In Wien sind rund 74000 Personen von akuter Armut betroffen. Immer mehr Menschen rutschen in die Sozialhilfe oder müssen in Jobs arbeiten, von denen sie kaum leben können.
Arm sein bedeutet einen entscheidenden Verlust an Bewegungsfreiheit. Arm ist, wer am Alltagsleben, am kulturellen Leben nicht wirklich teilnehmen kann.
Das Schauspielhaus Wien beschloss im November 2003, diese steigende Armut nicht länger achselzuckend in Kauf zu nehmen. Gemeinsam mit der Armutskonferenz initiierte es die Aktion "Hunger auf Kunst und Kultur" , die sich als kulturpolitisches Statement versteht: Kunst ist ein soziales Grundbedürfnis. Auch Menschen in finanziellen Engpässen haben ein Recht auf Kunst und Kultur.

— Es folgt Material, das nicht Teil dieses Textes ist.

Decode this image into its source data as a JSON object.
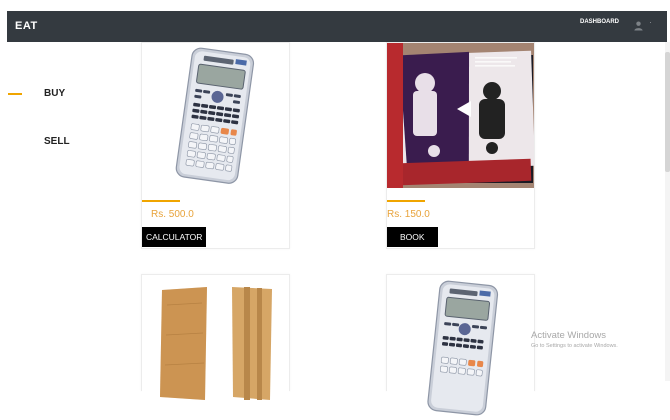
{
  "navbar": {
    "brand": "EAT",
    "dashboard_label": "DASHBOARD",
    "user_icon": "user-icon",
    "bg_color": "#343a40"
  },
  "sidebar": {
    "items": [
      {
        "label": "BUY",
        "active": true
      },
      {
        "label": "SELL",
        "active": false
      }
    ],
    "accent_color": "#f0a500"
  },
  "products": [
    {
      "image": "calculator",
      "price": "Rs. 500.0",
      "name": "CALCULATOR"
    },
    {
      "image": "book",
      "price": "Rs. 150.0",
      "name": "BOOK"
    },
    {
      "image": "wooden-boards"
    },
    {
      "image": "calculator"
    }
  ],
  "windows_watermark": {
    "title": "Activate Windows",
    "subtitle": "Go to Settings to activate Windows."
  }
}
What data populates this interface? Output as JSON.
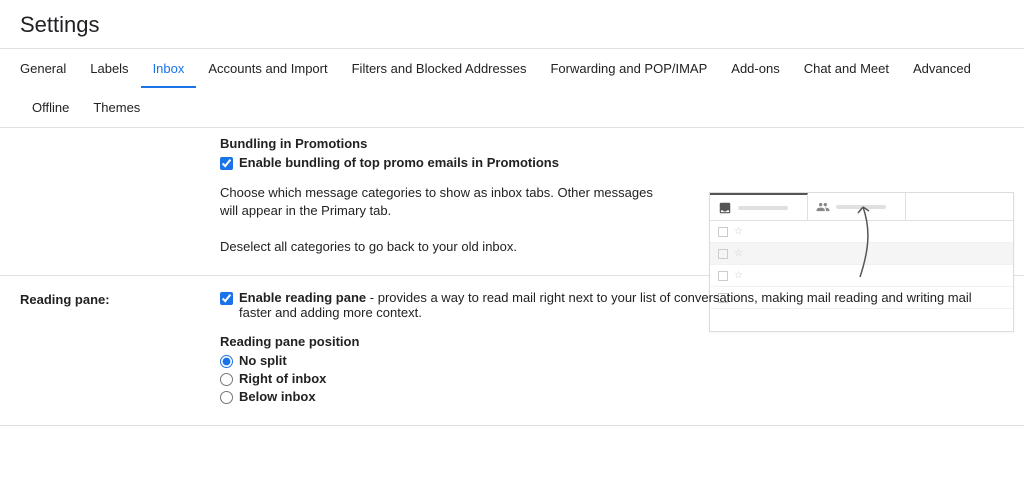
{
  "page_title": "Settings",
  "tabs": [
    "General",
    "Labels",
    "Inbox",
    "Accounts and Import",
    "Filters and Blocked Addresses",
    "Forwarding and POP/IMAP",
    "Add-ons",
    "Chat and Meet",
    "Advanced",
    "Offline",
    "Themes"
  ],
  "active_tab": "Inbox",
  "bundling": {
    "heading": "Bundling in Promotions",
    "checkbox_label": "Enable bundling of top promo emails in Promotions",
    "desc1": "Choose which message categories to show as inbox tabs. Other messages will appear in the Primary tab.",
    "desc2": "Deselect all categories to go back to your old inbox."
  },
  "reading_pane": {
    "label": "Reading pane:",
    "enable_label": "Enable reading pane",
    "enable_desc": " - provides a way to read mail right next to your list of conversations, making mail reading and writing mail faster and adding more context.",
    "position_heading": "Reading pane position",
    "options": [
      "No split",
      "Right of inbox",
      "Below inbox"
    ],
    "selected": "No split"
  }
}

Die Armutskonferenz stellte ihr umfangreiches Netz von Sozialorganisationen zur Verfügung und ermöglichte so die Umsetzung des Projektes. Seither gibt es den Wiener Kulturpass, der seine Bedeutung und seine großartige Wirksamkeit längst unter Beweis gestellt hat.
Außer dem Wiener Schauspielhaus beteiligen sich seit Dezember 2004 folgende Kultureinrichtungen an der Aktion: die Alte Schmiede/Kunstverein Wien, die Volksoper Wien, die Kunsthalle Wien, der Dschungel Wien, die Sammlung Essl, das wienXtra cinemagic-Kinderkino, das Arnold Schönberg Center, das Klangforum Wien, das Museum Moderner Kunst Stiftung Ludwig, Porgy & Bess, Secession, das Tanzquartier Wien, das Volkstheater und das Vienna´s English Theatre. Weitere werden sicher folgen, aber schon jetzt ergibt sich daraus für Kulturpassbesitzer/innen ein breites Kultur-Spektrum, das sie jederzeit gratis nutzen können.
Die Kulturstätten selbst müssen nicht auf Einnahmen verzichten. Finanziert wird die Aktion nämlich ganz durch Spenden von Privatpersonen, Institutionen oder Firmen, was in Österreich, diesem besonders kulturfreundlichen Land offenbar bestens funktioniert. Mit den gesammelten Spendengeldern werden die Eintrittskarten finanziert, die gegen Vorlage des Kulturpasses an der Kasse (in Theatern an der Abendkasse) unentgeltlich abgegeben werden.
Der Kulturpass kann von Menschen, die Sozialhilfe oder eine Mindestrente beziehen, von Arbeitslosen und Flüchtlingen bei vielen sozialen Einrichtungen in Wien bezogen werden. Unter manchen anderen bei der Caritas, der Diakonie, der Schuldnerberatung, bei SOS Mitmensch, beim Verein Wiener Sozialprojekte und der Wiener Berufsbörse.
Neben dem Kulturpass gelten auch der Wiener Sozialpass und der Zivildienerausweis.
Eine so gute Idee muss sich verbreiten. Bereits hat das Theater am Neumarkt in Zürich nach dem selben Modell eine Aktion "Hunger auf Kunst und Kultur" gestartet, und auch dort steigt das Interesse.
Die Idee ist so einleuchtend, die Aktion so wichtig, dass sie auch für Deutschland dringend empfohlen sei.